Deve condividersi in toto la lettura data dalla Cassazione, secondo cui per remissione processuale deve intendersi la revoca della querela che intervenga nel corso del procedimento penale avanti ad uno dei soggetti individuati nell'art. 340 c.p., ovvero l'autorità giudiziaria procedente o un ufficiale di polizia giudiziaria (che, non a caso, è gravato da un obbligo di immediata comunicazione/trasmissione dei relativi atti alla predetta autorità giudiziaria).

In sostanza, deve sostenersi che la remissione processuale è tale non perché raccolta dal giudice in udienza bensì perché avanzata dalla persona offesa con le forme previste dal codice di procedura penale, nel corso del procedimento, avanti ad un'autorità giudiziaria o, in alternativa, ad un'autorità di polizia che sia tenuta per legge ad informare la magistratura della ritrattazione dell'istanza di punizione del colpevole.

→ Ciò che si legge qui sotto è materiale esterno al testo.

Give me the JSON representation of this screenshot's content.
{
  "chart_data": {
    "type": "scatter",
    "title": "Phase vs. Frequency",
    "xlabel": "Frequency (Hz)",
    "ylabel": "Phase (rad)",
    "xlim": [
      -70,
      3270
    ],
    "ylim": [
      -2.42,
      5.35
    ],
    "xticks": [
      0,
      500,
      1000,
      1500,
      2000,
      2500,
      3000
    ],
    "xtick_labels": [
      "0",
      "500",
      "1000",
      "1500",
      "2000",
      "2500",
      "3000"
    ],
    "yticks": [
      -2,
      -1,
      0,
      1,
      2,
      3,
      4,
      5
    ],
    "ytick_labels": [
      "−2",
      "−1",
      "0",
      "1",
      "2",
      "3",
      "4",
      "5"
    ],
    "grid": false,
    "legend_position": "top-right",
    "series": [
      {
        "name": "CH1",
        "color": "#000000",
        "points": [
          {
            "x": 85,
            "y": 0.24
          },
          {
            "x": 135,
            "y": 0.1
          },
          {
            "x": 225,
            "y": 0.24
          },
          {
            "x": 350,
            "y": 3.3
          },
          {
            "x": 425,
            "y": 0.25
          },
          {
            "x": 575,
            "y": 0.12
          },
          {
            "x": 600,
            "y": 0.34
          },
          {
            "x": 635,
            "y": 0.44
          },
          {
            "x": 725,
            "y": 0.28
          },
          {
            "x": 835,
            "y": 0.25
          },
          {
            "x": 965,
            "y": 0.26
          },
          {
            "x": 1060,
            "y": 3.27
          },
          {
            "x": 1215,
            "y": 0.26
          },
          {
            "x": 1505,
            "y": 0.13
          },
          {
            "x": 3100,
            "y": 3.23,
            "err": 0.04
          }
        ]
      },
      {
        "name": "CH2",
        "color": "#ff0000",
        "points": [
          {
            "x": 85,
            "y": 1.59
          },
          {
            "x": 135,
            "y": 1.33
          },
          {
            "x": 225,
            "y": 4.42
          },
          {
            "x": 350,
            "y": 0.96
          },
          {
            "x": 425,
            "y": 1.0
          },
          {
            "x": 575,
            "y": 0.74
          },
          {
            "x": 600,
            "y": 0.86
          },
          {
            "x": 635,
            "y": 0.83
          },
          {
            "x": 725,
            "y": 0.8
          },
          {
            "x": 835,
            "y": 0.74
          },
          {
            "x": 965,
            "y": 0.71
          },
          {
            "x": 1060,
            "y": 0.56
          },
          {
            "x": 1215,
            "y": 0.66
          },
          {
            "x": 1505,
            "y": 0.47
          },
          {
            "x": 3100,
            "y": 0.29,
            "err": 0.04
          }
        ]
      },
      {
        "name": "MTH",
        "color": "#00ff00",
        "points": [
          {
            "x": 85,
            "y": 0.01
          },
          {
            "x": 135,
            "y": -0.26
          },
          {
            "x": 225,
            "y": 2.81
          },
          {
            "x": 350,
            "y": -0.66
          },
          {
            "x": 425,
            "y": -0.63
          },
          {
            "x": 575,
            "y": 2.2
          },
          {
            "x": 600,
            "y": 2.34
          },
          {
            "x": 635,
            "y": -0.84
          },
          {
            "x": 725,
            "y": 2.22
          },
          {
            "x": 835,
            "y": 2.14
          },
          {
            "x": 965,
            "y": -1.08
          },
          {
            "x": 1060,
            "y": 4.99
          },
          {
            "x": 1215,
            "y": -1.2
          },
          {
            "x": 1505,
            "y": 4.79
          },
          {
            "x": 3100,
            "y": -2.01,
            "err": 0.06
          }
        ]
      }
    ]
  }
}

Avverso tale conclusione non paiono potersi trarre argomenti dalla lettura della sentenza delle Sezioni unite citata dal Procuratore ricorrente (Cass.pen., Sez. un., 30 ottobre 2008, n. 46088): al di là della frase estrapolata, dalle motivazioni della citata pronuncia – resa peraltro in ordine ad un diverso aspetto, riguardante la remissione extraprocessuale - non si colgono valide ragioni giuridiche favorevoli alla lettura restrittiva sostenuta nel ricorso.

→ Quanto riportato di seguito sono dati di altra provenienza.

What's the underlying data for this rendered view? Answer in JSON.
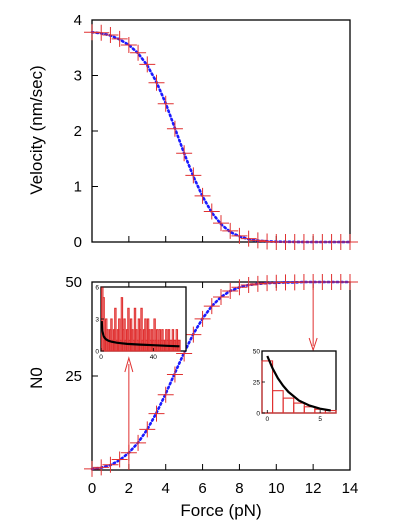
{
  "chart_data": [
    {
      "type": "line",
      "ylabel": "Velocity (nm/sec)",
      "xlim": [
        0,
        14
      ],
      "ylim": [
        0,
        4
      ],
      "y_ticks": [
        "0",
        "1",
        "2",
        "3",
        "4"
      ],
      "series": [
        {
          "style": "dotted-curve",
          "color": "#1a1aff",
          "x": [
            0,
            0.5,
            1,
            1.5,
            2,
            2.5,
            3,
            3.5,
            4,
            4.5,
            5,
            5.5,
            6,
            6.5,
            7,
            7.5,
            8,
            8.5,
            9,
            9.5,
            10,
            10.5,
            11,
            11.5,
            12,
            12.5,
            13,
            13.5,
            14
          ],
          "y": [
            3.78,
            3.76,
            3.72,
            3.65,
            3.55,
            3.4,
            3.18,
            2.88,
            2.5,
            2.05,
            1.6,
            1.18,
            0.82,
            0.53,
            0.32,
            0.18,
            0.1,
            0.05,
            0.025,
            0.012,
            0.006,
            0.003,
            0.001,
            0.0005,
            0,
            0,
            0,
            0,
            0
          ]
        },
        {
          "style": "crosses",
          "color": "#e03030",
          "x": [
            0,
            0.5,
            1,
            1.5,
            2,
            2.5,
            3,
            3.5,
            4,
            4.5,
            5,
            5.5,
            6,
            6.5,
            7,
            7.5,
            8,
            8.5,
            9,
            9.5,
            10,
            10.5,
            11,
            11.5,
            12,
            12.5,
            13,
            13.5,
            14
          ],
          "y": [
            3.78,
            3.77,
            3.73,
            3.66,
            3.55,
            3.41,
            3.2,
            2.87,
            2.49,
            2.04,
            1.6,
            1.2,
            0.83,
            0.55,
            0.34,
            0.2,
            0.11,
            0.06,
            0.03,
            0.01,
            0.0,
            0.0,
            0.0,
            0.0,
            0.0,
            0.0,
            0.0,
            0.0,
            0.0
          ]
        }
      ]
    },
    {
      "type": "line",
      "xlabel": "Force (pN)",
      "ylabel": "N0",
      "xlim": [
        0,
        14
      ],
      "ylim": [
        0,
        50
      ],
      "x_ticks": [
        "0",
        "2",
        "4",
        "6",
        "8",
        "10",
        "12",
        "14"
      ],
      "y_ticks": [
        "25",
        "50"
      ],
      "series": [
        {
          "style": "dotted-curve",
          "color": "#1a1aff",
          "x": [
            0,
            0.5,
            1,
            1.5,
            2,
            2.5,
            3,
            3.5,
            4,
            4.5,
            5,
            5.5,
            6,
            6.5,
            7,
            7.5,
            8,
            8.5,
            9,
            9.5,
            10,
            10.5,
            11,
            11.5,
            12,
            12.5,
            13,
            13.5,
            14
          ],
          "y": [
            0.3,
            0.6,
            1.3,
            2.6,
            4.6,
            7.3,
            10.8,
            15.2,
            20.3,
            25.8,
            31.2,
            36.2,
            40.3,
            43.6,
            46.0,
            47.6,
            48.6,
            49.2,
            49.5,
            49.7,
            49.8,
            49.9,
            49.9,
            50,
            50,
            50,
            50,
            50,
            50
          ]
        },
        {
          "style": "crosses",
          "color": "#e03030",
          "x": [
            0,
            0.5,
            1,
            1.5,
            2,
            2.5,
            3,
            3.5,
            4,
            4.5,
            5,
            5.5,
            6,
            6.5,
            7,
            7.5,
            8,
            8.5,
            9,
            9.5,
            10,
            10.5,
            11,
            11.5,
            12,
            12.5,
            13,
            13.5,
            14
          ],
          "y": [
            0.3,
            0.7,
            1.4,
            2.8,
            4.6,
            7.2,
            10.8,
            15.0,
            20.0,
            25.4,
            31.0,
            36.0,
            40.2,
            43.6,
            46.0,
            47.6,
            48.6,
            49.2,
            49.5,
            49.7,
            49.8,
            49.9,
            49.9,
            50,
            50,
            50,
            50,
            50,
            50
          ]
        }
      ],
      "arrows_at_force": [
        2,
        12
      ]
    },
    {
      "type": "bar",
      "role": "inset-left",
      "xlim": [
        0,
        65
      ],
      "ylim": [
        0,
        6
      ],
      "x_ticks": [
        "0",
        "40"
      ],
      "y_ticks": [
        "0",
        "3",
        "6"
      ],
      "bar_color": "#e03030",
      "bin_x": [
        1,
        2,
        3,
        4,
        5,
        6,
        7,
        8,
        9,
        10,
        11,
        12,
        13,
        14,
        15,
        16,
        17,
        18,
        19,
        20,
        21,
        22,
        23,
        24,
        25,
        26,
        27,
        28,
        29,
        30,
        31,
        32,
        33,
        34,
        35,
        36,
        37,
        38,
        39,
        40,
        41,
        42,
        43,
        44,
        45,
        46,
        47,
        48,
        49,
        50,
        51,
        52,
        53,
        54,
        55,
        56,
        57,
        58,
        59,
        60
      ],
      "values": [
        6,
        5,
        1,
        3,
        2,
        1,
        2,
        3,
        1,
        2,
        4,
        1,
        2,
        3,
        1,
        5,
        2,
        3,
        1,
        2,
        4,
        1,
        3,
        2,
        1,
        4,
        2,
        1,
        3,
        2,
        4,
        1,
        2,
        3,
        1,
        3,
        2,
        1,
        2,
        1,
        3,
        1,
        2,
        1,
        2,
        1,
        2,
        1,
        1,
        2,
        1,
        2,
        1,
        1,
        2,
        1,
        1,
        2,
        1,
        1
      ],
      "fit_x": [
        0.5,
        1,
        2,
        3,
        4,
        6,
        8,
        12,
        16,
        20,
        30,
        40,
        50,
        60
      ],
      "fit_y": [
        2.8,
        1.9,
        1.4,
        1.2,
        1.08,
        0.95,
        0.87,
        0.78,
        0.72,
        0.67,
        0.6,
        0.54,
        0.49,
        0.44
      ]
    },
    {
      "type": "bar",
      "role": "inset-right",
      "xlim": [
        -0.5,
        6.5
      ],
      "ylim": [
        0,
        50
      ],
      "x_ticks": [
        "0",
        "5"
      ],
      "y_ticks": [
        "0",
        "25",
        "50"
      ],
      "bar_color": "#e03030",
      "bin_x": [
        0,
        1,
        2,
        3,
        4,
        5,
        6
      ],
      "values": [
        42,
        18,
        12,
        8,
        5,
        3,
        2
      ],
      "fit_x": [
        0,
        0.5,
        1,
        1.5,
        2,
        3,
        4,
        5,
        6
      ],
      "fit_y": [
        46,
        36,
        28,
        22,
        17,
        10,
        6,
        3.5,
        2
      ]
    }
  ]
}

Anche con riferimento specifico al reato di stalking, ed in particolare alla novella dell'art. 612-bis, comma 4, c.p., (operata con d.l. n. 93/2013, conv. in l. 119/2013) per cui “la remissione della querela può essere soltanto processuale” – sebbene appaia intrigante il ragionamento sostenuto dal ricorrente, secondo cui il succedersi di riforme indicherebbe una volontà legislativa tesa a garantire un controllo giudiziale diretto sulla ritrattazione dell'istanza di punizione – deve condividersi in pieno l'approdo della Cassazione laddove sostiene: “la progressione normativa potrebbe avallare l'interpretazione del P.G. ricorrente, circa l'intenzione del legislatore di affidare al giudice il compito di svolgere una verifica effettiva sulla spontaneità della eventuale remissione della querela; pur tuttavia, non va dimenticato come, per il chiaro combinato disposto dell'art. 152 c.p. e art. 340 c.p.p., è certamente remissione processuale della querela anche quella resa davanti ad un ufficiale di polizia giudiziaria. Se lo strumento cui la novella si è affidata per prevenire eventuali illeciti condizionamenti sia o meno funzionale allo scopo, non è questione che possa essere dibattuta in questa sede, deputata unicamente all'applicazione della legge”.